Time can be felt in only two ways: prospectively and retrospectively. When I was getting my driver's license, I was forced to wait in line at the DMV for about three hours. The wait felt like centuries to me, as I stood in a cold WiFiless room surrounded by strangers. Time was moving slowly. In the days after I received my license I drove aimlessly, hours on end, just exploring. This time moved fast; the hours I spent only felt like minutes. This is prospective timing, it's how one feels time in a specific moment. Months later, when I measure past time retrospectively, these moments feel different. That three hour wait at the DMV is just a small blip in my memory, but my first opportunity to explore the world in my mom's Jeep feels like a much longer, more significant part of my life. The DMV line was prospectively slow and boring, but retrospectively very minor because it was substanceless and tedious. Contrarialy, exploring the world with my new license, prospectively, flew by like it was minutes, but retrospectively became a meaningful core memory of mine because the event was full of new engrossing experiences.
The issue with "doomscrolling" social media is that time will escape you both prospectively and retrospectively. I used to wake up on a Saturday morning, pick up my phone and start swiping through TikTok. As I would swipe, time would pass quickly; I would glance up at the top left of my phone and see an hour had passed in what had felt like 15 minutes. Normally, this would mean I could expect to recall scrolling through TikTok as being a long, important, full experience, but it's quite the opposite.
I have practically zero meaningful memories of anything truly interesting I saw while endlessly scrolling all those Saturday mornings. Time would somehow escape me rapidly while swiping through TikTok in both the present moment of swiping, and my recollection of said swiping. This is because short-form video feed style content delivery creates the illusion of fullness and engrossing experiences, while remaining substanceless.
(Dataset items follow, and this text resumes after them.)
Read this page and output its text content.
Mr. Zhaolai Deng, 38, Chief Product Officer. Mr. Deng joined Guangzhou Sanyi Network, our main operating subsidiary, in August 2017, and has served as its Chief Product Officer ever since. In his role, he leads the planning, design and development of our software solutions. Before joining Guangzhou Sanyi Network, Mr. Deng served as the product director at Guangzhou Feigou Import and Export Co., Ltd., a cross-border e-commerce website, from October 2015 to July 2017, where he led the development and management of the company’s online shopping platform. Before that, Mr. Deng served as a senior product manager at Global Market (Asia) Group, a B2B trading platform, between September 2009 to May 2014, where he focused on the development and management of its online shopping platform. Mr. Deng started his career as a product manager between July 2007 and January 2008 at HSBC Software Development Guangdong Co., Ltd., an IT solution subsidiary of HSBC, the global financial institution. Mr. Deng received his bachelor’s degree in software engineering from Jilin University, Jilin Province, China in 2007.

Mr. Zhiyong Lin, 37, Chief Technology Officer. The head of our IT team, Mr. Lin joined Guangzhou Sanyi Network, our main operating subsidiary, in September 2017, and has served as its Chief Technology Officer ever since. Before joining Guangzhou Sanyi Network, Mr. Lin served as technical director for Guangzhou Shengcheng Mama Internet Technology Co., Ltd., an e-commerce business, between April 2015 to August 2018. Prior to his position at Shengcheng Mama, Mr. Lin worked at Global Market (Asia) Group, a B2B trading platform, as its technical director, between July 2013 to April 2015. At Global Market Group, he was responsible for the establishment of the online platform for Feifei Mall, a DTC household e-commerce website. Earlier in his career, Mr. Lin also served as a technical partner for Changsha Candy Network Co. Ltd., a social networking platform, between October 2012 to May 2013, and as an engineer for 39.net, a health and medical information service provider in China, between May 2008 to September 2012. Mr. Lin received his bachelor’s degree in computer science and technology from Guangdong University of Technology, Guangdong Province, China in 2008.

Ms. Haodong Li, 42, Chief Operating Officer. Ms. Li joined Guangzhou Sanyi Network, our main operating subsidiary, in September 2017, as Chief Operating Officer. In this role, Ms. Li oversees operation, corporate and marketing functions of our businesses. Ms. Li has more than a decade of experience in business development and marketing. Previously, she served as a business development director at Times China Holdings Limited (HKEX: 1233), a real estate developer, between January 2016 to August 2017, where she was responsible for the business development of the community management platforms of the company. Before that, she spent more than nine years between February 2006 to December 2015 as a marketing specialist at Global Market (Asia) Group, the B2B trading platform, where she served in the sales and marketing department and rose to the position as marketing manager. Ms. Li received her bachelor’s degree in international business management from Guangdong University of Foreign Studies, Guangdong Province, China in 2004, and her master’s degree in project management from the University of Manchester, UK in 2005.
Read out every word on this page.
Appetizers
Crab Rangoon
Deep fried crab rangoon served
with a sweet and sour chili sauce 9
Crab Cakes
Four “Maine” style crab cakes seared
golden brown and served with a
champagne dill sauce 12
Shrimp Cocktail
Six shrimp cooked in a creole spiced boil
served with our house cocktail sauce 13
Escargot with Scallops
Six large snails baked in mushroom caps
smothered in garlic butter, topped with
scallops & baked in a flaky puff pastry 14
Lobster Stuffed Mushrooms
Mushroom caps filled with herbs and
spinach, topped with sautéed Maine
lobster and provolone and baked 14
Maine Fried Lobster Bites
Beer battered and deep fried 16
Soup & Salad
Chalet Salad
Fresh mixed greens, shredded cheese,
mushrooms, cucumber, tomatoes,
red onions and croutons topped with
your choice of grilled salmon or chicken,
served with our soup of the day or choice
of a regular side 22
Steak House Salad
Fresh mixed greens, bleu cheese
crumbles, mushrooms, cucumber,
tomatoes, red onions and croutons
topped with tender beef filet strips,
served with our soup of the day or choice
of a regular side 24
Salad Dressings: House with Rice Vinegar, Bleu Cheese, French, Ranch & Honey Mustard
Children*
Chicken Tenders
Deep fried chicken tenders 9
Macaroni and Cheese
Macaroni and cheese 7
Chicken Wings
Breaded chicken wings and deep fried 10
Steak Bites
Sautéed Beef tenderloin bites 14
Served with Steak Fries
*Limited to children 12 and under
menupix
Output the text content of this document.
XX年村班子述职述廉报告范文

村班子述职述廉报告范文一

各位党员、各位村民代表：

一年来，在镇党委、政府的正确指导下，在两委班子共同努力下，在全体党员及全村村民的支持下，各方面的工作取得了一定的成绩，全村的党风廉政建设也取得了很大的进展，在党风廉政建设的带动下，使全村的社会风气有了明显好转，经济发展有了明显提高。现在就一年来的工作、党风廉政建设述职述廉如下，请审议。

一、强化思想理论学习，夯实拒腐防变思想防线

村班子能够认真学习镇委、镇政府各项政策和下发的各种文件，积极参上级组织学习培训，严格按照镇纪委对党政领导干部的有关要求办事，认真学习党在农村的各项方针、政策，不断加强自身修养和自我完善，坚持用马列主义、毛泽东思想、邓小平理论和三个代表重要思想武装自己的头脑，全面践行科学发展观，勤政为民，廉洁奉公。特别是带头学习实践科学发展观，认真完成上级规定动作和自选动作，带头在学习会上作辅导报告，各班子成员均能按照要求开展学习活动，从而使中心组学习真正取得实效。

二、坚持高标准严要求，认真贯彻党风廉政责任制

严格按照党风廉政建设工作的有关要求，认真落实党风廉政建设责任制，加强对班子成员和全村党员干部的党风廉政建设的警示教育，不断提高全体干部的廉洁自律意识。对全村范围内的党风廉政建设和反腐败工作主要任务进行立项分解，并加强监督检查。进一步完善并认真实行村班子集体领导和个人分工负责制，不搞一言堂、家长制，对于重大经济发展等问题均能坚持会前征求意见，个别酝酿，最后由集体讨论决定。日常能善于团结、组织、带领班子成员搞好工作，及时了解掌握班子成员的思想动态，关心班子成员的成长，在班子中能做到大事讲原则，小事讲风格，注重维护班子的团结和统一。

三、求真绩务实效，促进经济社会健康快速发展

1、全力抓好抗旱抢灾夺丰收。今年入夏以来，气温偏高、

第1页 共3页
Retrospectively, I'm glad I deleted TikTok. It stole a lot of time from me. However, I admittedly do miss the undeniable accuracy to which TikTok's algorithm can provide a perfectly catered, individualized feed of often genuinely humorous content. I've never been concerned with companies having access to all of my "data". However, I do think that how well TikTok understood my passions, humor, and insecurities was a little creepy. Ultimately, concerns regarding my digital privacy played only a minor, and largely subconscious role in my decision to delete TikTok. I mostly just wanted my time back, and I hated the way that endless scrolling made me feel unproductive.